Le personnage principal de ce Little Mermaid est le docteur Eric Prince (Mike Markoff), qui mène des fouilles archéologiques sur une île des Caraïbes dans l’espoir de ramener la preuve de l’existence d’une société préhistorique très avancée. Mais les propriétaires des lieux voient d’un mauvais œil ces excavations et menacent à tout moment de couper court à l’autorisation de poursuivre les recherches. Lorsqu’une des étudiantes d’Eric trouve un corps momifié dans une espèce de sarcophage, accompagné de l’idole en pierre d’une divinité sumérienne, celui-ci exulte. « C’est l’une des plus grandes découvertes de l’histoire de l’archéologie depuis le trésor de Toutankhamon » s’écrie-t-il. Alors qu’il rêve déjà de prouver à la communauté scientifique que ses théories jugées farfelues sont fondées, il rencontre la mystérieuse Aurora Bey (Lydia Helen), qui possède des objets anciens de très grande valeur. Il tombe rapidement sous son charme. Mais ne cache-t-elle pas sa vraie nature ?

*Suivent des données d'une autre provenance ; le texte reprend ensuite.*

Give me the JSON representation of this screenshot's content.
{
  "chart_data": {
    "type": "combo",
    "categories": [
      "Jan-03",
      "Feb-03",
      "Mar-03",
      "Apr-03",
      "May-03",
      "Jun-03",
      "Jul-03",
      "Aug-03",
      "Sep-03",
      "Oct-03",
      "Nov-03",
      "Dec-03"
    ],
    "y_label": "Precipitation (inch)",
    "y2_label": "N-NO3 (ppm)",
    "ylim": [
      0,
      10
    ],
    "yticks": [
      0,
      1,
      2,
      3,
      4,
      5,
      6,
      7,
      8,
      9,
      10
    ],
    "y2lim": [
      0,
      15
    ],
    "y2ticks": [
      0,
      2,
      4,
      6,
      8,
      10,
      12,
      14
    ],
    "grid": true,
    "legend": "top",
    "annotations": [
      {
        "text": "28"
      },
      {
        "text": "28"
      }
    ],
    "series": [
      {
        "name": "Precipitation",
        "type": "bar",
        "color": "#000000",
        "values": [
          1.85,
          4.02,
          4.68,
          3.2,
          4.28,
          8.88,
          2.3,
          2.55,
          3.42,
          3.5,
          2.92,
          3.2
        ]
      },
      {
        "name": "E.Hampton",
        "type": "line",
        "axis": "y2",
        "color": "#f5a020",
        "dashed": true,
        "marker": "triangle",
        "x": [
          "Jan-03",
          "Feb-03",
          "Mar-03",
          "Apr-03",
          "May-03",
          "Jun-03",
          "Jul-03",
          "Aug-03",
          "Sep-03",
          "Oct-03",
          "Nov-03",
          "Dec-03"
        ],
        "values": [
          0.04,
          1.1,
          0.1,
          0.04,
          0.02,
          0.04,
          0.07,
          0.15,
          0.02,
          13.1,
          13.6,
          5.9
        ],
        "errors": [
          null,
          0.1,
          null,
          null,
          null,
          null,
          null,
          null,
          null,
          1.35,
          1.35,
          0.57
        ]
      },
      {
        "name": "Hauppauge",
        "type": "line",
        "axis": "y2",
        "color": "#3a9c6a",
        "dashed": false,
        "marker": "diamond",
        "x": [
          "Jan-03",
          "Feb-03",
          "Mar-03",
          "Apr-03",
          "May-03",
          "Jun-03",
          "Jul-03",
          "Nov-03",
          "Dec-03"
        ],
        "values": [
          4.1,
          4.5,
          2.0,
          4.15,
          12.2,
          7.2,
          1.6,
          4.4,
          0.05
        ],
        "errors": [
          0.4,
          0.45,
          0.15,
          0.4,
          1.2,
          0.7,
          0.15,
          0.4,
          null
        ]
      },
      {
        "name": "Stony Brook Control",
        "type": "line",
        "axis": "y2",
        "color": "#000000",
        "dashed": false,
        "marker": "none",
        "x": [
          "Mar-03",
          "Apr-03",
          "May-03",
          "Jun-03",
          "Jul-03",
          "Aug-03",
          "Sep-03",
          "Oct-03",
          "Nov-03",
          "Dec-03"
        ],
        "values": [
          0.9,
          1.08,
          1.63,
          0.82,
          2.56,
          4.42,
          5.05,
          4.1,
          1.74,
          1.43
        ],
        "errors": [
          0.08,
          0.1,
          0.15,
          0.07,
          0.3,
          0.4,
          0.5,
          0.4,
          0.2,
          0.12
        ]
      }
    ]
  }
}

Quand Splash rencontre Dagon

La première partie du film s’intéresse à la romance naissante entre Eric et Aurora. « C’est comme un film de Tom Hanks ! » s’écrie même l’archéologue après avoir soupçonné la belle inconnue d’être une sirène. Leigh Scott prend visiblement son sujet au sérieux et essaie de creuser ses personnages, s’appuyant sur des performances plutôt convaincantes. Mais à part la première scène d’attaque, il faut bien reconnaître qu’il ne se passe pas grand-chose de palpitant pendant un bon moment. Lorsque l’intrigue décolle enfin, c’est pour nous surprendre agréablement. Car au lieu de s’inspirer d’Andersen ou de Disney, Leigh Scott s’appuie sur les écrits de H.P. Lovecraft, qu’il avait déjà abordés frontalement dans Necronomicon : le livre de Satan en 2008. La statuette trouvée sous terre est celle du dieu Dagon, l’un des étudiants porte un T-shirt « Miskatonic University », le mentor du héros évoque un culte démoniaque à Innsmouth, un clin d’œil tardif annonce même l’avènement de Cthulhu. Rattacher l’histoire de la petite sirène au mythe des Grands Anciens est un choix audacieux, The Little Mermaid prenant presque les allures d’une suite du Dagon de Stuart Gordon auquel il se réfère directement au cours d’une séquence de cauchemar. Avec sa mise en forme soignée, ses sites naturels très photogéniques, captés à Saint-Christophe-et-Niévès dans les Caraïbes, et le charme indiscutable de Lydia Helen, qui nous ferait presque croire à sa nature surnaturelle, The Little Mermaid est sans conteste l’un des meilleurs films de Leigh Scott. La barre n’était certes pas très haute jusqu’à présent, mais c’est tout de même une bonne surprise.